Le 4 juillet 2026, à Philadelphie, une capsule temporelle a été mise en terre dans le cadre des célébrations du 250e anniversaire de la Déclaration d'indépendance des États-Unis. Parmi les objets choisis pour représenter l'Amérique contemporaine figure un iPhone 17 Pro Max, dernier-né du constructeur californien. L'ensemble ne doit être exhumé que dans deux siècles et demi, précisément le 4 juillet 2276.
L'initiative, pilotée par des responsables locaux et des historiens, vise à offrir aux générations futures un instantané de la vie quotidienne du début du troisième millénaire. Outre le smartphone, la capsule renferme d'autres artefacts symboliques, dont la liste complète n'a pas été divulguée. L'iPhone 17 Pro Max a été choisi pour son caractère emblématique de l'ère numérique et de la domination d'Apple sur le marché des téléphones mobiles.

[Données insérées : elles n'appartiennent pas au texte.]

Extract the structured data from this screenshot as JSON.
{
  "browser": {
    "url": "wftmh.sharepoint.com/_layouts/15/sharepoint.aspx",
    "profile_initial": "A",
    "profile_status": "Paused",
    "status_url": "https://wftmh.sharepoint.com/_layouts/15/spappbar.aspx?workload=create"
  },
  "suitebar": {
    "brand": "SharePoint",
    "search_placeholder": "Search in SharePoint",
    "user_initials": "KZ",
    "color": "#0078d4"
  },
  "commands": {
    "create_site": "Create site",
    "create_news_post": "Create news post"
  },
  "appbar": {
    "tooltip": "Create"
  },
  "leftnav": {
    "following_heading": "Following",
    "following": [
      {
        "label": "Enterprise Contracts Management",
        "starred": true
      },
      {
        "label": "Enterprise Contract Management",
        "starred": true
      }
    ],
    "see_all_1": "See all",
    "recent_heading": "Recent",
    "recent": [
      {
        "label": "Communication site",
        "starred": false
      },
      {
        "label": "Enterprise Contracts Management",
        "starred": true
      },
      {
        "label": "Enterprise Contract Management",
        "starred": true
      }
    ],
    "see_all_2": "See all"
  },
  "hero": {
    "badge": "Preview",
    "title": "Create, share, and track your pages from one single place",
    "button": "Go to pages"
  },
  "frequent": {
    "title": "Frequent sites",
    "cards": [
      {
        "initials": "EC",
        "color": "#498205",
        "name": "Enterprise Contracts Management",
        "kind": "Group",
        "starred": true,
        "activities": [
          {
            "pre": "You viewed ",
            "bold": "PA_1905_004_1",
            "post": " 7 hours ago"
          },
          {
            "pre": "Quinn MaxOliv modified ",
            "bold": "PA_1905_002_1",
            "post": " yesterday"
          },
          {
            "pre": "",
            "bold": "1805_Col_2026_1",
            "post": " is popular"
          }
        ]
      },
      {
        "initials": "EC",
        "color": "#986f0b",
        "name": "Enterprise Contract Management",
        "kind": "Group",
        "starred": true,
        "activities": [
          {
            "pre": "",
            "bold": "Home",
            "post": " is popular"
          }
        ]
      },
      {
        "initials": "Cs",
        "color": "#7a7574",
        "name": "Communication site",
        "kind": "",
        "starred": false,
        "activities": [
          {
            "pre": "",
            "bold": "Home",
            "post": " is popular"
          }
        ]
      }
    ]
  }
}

Une question de survie technologique
L'enterrement de cet appareil soulève une interrogation inévitable : pourra-t-il encore fonctionner lorsqu'il sera déterré dans 250 ans ? Les composants électroniques actuels, notamment les batteries au lithium-ion, se dégradent naturellement avec le temps, même sans utilisation. Les experts estiment qu'après plusieurs décennies, les piles perdent toute capacité de charge et que les circuits imprimés peuvent se corroder. De plus, les logiciels et les systèmes d'exploitation pourraient devenir illisibles si les formats de données évoluent radicalement.
Les organisateurs de la capsule n'ont pas précisé si des mesures de conservation particulières ont été prises, comme une protection contre l'humidité ou l'oxygène. Certains projets de capsules temporelles modernes incluent des atmosphères inertes ou des chargeurs solaires miniatures, mais rien de tel n'a été confirmé pour celle de Philadelphie.
Un précédent historique
Les capsules temporelles ne sont pas une nouveauté aux États-Unis. La plus célèbre, scellée en 1939 par Westinghouse lors de l'Exposition universelle de New York, devait être ouverte en 6939. Elle contenait des objets comme des journaux, un tube de rouge à lèvres ou encore un couteau suisse. L'iPhone 17 Pro Max devient ainsi le dernier maillon d'une longue tradition visant à transmettre des traces matérielles aux générations futures.
Dans 250 ans, si le smartphone survit aux outrages du temps, celui qui le découvrira pourra peut-être contempler un vestige de l'ère pré-intelligence artificielle généralisée, ou tout simplement un objet devenu aussi archaïque qu'un rouleau de parchemin. En attendant, l'iPhone 17 Pro Max repose sous terre, promis à un réveil lointain.